The tech world leaned forward on Wednesday evening when Michael Arrington — the TechCrunch founder who boisterously departed AOL after a spat with Arianna Huffington — warned on Twitter of "some very bad news about AOL." For most observers of the AOL soap opera, the news that broke about an hour after Arrington's ominous tweet was something of a letdown: "[AOL's President of Commerce and Applications] Brad Garlinghouse Is Quitting AOL," Arrington tweeted next. On Thursday, Jeff Bercovici at Forbes put it into perspective with some simple math: over half of AOL's top executives have left the company in the past six months. The departure of Garlinghouse, who ran AOL's Silicon Valley office, also pointed at some deep-seated problems at the company. Bercovici explains:
Garlinghouse’s departure is especially noteworthy for a couple reasons. One has to do with why and how he did it: According to the Business Insider, Garlinghouse is "frustrated that AOL has been reduced to playing defense and is not paying attention to some of the great product work his team was doing." Om Malik says Garlinghouse felt his division, which includes mobile products, was losing out in a corporate battle for resources to the media side, meaning the Huffington Post and Patch.
The extent of the media division's internal dominance is unclear, but even with more resources, there are signs of shuffling at Huffington Post Media Group, too. On Tuesday, Bercovici also reported that HuffPost's long-time chief technology officer and "tech wizard" Paul Berry was taking a step back from day-to-day operations. In noting the other recent executive departures, Bercovici added, "Despite rumors that this actually represents a stealth exit for Berry, the spokesman insists he will remain with the Huffington Post Media Group as a full-time employee." Without knowing much about Berry's new role, the step back is noteworthy as Berry was widely considered to be an MVP, one of HuffPost's "chief assets," to borrow a phrase from Peter Kafka at AllThingsD.
The movement in the upper echelons of staff also supports the thesis that AOL is still struggling with the HuffPost integration. Before news of Garlinghouse's departure, Capital New York's Joe Pompeo published a sprawling retrospective report on the progress of the merger. The piece is largely complimentary of HuffPost, especially Tim O'Brien and Peter Goodman, both of whom HuffPost poached from The New York Times about a year ago, but it's smacks of apprehension when discussing the bigger picture:
Almost nine months later, the professionalization of The Huffington Post is still very much a work in progress. A mammoth undertaking before the AOL deal was a glimmer in Huffington's eye, the merger only made it bigger. On one hand, the merger provided The Huffington Post with a massive infusion of capital with which to become a respected and highly competitive journalism operation. On the other hand, it created a herculean task: To dismantle and reassemble both organizations into a coherent whole.

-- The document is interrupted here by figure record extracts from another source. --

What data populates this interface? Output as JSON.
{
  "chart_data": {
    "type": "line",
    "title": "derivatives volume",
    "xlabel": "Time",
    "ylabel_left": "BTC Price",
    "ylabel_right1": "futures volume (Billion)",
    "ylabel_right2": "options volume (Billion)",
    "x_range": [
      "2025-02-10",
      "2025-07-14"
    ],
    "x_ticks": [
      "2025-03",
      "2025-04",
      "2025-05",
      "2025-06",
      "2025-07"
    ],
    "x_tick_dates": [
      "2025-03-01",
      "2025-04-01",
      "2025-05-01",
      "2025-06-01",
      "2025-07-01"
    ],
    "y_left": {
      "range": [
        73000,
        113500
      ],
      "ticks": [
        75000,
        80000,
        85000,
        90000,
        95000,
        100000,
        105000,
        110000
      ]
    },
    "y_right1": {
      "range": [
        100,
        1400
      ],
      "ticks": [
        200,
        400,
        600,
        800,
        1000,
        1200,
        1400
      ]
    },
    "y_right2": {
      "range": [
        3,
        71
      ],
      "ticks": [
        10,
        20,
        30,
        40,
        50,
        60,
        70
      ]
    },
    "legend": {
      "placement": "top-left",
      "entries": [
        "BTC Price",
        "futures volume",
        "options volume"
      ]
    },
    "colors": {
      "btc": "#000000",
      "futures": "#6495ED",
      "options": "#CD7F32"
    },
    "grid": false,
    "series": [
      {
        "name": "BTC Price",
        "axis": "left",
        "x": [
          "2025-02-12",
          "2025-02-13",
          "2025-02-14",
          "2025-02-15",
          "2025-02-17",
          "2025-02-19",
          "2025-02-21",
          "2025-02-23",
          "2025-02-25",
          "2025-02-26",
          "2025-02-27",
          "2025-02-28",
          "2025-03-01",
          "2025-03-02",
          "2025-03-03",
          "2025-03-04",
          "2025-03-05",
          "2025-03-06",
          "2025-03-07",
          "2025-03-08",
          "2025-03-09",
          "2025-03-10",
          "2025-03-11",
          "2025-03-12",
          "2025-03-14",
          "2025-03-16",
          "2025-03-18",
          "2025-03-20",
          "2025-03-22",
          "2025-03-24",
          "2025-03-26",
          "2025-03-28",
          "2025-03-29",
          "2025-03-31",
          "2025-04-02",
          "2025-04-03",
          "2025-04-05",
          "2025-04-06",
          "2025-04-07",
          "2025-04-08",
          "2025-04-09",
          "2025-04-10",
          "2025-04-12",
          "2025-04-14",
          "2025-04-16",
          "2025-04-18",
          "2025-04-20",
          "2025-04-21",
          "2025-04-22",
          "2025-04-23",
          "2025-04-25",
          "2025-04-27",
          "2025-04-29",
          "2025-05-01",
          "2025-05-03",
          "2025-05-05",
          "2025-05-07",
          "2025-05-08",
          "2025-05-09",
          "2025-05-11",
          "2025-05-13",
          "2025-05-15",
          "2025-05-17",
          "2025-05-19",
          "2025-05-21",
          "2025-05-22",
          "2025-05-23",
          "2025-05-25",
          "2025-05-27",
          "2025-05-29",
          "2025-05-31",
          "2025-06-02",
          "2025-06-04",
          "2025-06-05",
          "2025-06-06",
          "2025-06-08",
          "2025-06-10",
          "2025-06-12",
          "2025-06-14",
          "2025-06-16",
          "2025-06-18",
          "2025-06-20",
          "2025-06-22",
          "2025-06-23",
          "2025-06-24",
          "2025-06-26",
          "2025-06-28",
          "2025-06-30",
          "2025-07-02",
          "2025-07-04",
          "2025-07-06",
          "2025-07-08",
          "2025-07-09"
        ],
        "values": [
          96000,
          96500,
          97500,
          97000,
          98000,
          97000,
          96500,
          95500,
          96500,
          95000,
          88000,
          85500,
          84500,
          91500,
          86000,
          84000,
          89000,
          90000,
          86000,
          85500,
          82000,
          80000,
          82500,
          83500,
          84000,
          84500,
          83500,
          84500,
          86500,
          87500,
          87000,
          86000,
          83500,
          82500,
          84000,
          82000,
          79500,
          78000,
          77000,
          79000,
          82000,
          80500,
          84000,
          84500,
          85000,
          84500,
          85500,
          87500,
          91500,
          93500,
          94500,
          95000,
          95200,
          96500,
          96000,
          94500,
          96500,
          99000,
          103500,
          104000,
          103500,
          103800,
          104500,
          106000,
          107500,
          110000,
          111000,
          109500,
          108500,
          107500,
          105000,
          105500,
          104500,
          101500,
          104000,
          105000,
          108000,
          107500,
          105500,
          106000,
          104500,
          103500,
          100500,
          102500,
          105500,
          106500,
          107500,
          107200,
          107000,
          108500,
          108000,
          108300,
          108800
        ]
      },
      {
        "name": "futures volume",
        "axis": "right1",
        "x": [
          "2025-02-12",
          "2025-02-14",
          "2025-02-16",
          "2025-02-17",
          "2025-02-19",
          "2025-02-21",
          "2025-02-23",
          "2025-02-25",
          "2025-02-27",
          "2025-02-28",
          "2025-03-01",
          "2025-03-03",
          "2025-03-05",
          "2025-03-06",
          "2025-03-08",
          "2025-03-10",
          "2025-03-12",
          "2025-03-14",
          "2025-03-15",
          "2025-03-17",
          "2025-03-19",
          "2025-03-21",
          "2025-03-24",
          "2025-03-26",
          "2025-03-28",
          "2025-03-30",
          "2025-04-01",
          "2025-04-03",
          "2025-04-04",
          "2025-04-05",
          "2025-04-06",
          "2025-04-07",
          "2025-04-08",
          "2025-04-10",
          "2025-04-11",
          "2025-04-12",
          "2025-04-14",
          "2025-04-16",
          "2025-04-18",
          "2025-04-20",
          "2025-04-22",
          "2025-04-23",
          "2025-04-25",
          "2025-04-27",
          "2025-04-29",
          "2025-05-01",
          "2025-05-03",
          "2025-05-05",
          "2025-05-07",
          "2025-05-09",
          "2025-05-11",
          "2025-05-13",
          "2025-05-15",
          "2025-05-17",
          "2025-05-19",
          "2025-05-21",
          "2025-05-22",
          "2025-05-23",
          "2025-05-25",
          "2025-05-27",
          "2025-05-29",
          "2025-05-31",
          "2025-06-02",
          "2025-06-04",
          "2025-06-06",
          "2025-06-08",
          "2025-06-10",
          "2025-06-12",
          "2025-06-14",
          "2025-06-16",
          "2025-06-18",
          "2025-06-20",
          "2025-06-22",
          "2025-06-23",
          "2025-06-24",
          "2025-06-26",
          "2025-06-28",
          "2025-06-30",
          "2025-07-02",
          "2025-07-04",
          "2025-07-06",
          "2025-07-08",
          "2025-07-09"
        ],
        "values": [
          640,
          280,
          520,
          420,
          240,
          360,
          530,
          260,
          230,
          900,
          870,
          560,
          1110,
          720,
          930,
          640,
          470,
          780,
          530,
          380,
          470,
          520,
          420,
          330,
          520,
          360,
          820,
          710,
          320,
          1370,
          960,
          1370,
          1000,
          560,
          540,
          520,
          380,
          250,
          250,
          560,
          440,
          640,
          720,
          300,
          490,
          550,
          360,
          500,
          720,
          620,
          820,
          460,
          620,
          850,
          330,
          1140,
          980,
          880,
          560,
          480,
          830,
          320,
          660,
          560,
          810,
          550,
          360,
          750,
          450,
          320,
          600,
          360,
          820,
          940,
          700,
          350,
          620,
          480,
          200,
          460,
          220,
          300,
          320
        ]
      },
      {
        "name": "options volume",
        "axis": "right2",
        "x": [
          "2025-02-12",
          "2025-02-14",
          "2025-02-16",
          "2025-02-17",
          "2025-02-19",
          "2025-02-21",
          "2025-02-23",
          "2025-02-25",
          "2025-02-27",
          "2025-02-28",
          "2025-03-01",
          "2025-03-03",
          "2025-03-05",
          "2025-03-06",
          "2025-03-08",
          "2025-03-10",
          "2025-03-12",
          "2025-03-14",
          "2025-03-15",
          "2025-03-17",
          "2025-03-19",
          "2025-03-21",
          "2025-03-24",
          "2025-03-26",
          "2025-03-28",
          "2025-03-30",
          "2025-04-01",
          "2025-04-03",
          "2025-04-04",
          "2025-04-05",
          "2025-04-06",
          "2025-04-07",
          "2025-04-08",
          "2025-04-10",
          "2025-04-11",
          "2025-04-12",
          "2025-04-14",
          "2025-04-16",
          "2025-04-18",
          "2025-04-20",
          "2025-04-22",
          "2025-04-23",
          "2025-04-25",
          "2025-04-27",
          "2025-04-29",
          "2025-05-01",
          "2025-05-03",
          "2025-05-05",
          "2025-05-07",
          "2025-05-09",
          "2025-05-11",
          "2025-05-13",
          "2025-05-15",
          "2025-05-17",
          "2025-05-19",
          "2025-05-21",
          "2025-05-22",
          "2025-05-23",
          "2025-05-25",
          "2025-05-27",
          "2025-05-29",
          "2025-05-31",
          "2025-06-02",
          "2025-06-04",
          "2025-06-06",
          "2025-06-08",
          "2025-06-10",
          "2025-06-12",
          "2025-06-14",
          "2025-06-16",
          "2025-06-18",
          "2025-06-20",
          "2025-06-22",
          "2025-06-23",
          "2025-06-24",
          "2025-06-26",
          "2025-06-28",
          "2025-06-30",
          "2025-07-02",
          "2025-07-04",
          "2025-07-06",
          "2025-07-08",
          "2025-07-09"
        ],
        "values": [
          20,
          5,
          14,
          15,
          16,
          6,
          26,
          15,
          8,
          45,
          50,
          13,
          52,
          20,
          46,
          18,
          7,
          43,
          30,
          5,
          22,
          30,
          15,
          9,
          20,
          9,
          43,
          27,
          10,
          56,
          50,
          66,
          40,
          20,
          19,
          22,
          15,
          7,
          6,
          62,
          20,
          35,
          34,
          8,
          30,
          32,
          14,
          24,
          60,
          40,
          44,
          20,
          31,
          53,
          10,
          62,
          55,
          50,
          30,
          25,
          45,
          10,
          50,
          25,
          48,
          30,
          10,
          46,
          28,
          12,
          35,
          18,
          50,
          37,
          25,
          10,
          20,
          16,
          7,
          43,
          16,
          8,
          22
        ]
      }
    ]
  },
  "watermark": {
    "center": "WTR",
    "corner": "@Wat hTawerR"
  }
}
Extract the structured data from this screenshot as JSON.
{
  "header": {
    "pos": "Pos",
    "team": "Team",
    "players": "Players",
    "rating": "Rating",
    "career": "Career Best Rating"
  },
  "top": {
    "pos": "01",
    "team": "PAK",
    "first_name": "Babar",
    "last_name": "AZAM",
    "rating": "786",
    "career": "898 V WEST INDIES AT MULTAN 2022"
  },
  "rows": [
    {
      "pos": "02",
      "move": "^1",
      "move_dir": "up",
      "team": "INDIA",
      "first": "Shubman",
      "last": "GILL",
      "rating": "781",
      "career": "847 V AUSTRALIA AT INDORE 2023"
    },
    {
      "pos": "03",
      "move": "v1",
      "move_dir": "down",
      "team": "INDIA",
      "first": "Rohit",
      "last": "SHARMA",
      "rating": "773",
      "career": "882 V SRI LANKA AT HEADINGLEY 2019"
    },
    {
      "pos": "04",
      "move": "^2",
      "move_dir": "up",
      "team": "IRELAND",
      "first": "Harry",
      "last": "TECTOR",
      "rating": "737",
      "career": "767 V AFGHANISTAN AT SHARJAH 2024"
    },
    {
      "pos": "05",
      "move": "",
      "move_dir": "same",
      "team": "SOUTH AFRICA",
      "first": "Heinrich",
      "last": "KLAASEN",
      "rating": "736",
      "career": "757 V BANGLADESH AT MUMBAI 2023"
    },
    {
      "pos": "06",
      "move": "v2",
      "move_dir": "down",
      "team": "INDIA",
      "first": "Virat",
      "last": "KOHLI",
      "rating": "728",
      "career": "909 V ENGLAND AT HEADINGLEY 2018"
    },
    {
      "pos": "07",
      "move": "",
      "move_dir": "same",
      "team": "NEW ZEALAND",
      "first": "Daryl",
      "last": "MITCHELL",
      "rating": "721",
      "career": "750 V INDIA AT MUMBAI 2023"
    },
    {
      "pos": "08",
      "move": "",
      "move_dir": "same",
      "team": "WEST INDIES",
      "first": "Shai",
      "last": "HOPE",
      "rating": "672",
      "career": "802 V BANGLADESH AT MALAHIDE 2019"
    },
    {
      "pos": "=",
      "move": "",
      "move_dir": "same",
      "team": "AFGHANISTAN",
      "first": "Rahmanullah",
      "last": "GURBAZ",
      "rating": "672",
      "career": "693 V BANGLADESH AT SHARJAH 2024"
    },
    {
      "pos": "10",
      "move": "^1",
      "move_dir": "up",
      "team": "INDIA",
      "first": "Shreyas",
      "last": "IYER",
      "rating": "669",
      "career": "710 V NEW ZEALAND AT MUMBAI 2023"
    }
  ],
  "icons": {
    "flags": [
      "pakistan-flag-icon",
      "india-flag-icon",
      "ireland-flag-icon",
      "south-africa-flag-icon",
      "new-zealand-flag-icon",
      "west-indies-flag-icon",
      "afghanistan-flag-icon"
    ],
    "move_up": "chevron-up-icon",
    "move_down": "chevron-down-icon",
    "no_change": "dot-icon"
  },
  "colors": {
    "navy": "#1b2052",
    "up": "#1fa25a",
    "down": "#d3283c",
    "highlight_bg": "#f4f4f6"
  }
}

The nugget in Pompeo's piece addresses the is easy to miss though. In recounting a company wide meeting, he highlights a moment that speaks volumes of a split within the Huffington Post itself, a dissonance between the tech and editorial teams about the site's basic principles. Describing the end of a pep talk from Goodman, Pompeo writes:
The upshot, according to insiders familiar with the meeting, was that traffic is not the most important thing, and that page views should be earned by producing content that is trustworthy and compelling, not merely sensational.
But then Huffington Post’s chief technology officer, Paul Berry, who was running late, and had therefore missed Goodman’s speech, showed up and put in his two cents: Traffic is the most important thing.
He explained that if a story gets a lot of page views that means it’s good: Quality and clicks correlate directly. Goodman listened from the sidelines without interrupting. It was awkward.
It's been easy to take swipes at AOL over the past six months. With the company's stock struggling, analysts have been speculating all year that the company might need to dismantle itself and sell of the parts in order to survive. Bercovici, a former AOL employee himself, nevertheless writes about the recent executive moves in a seriously foreboding tone, especially Berry's. "If all the innovation is supposedly taking place on the media side," he writes, "but the guy driving that innovation is pulling back, what does that mean?" We'll have to wait and see.
(Disclosure: I worked as an editor for the Huffington Post beginning in early 2009 and left at end of 2010, before the AOL merger.)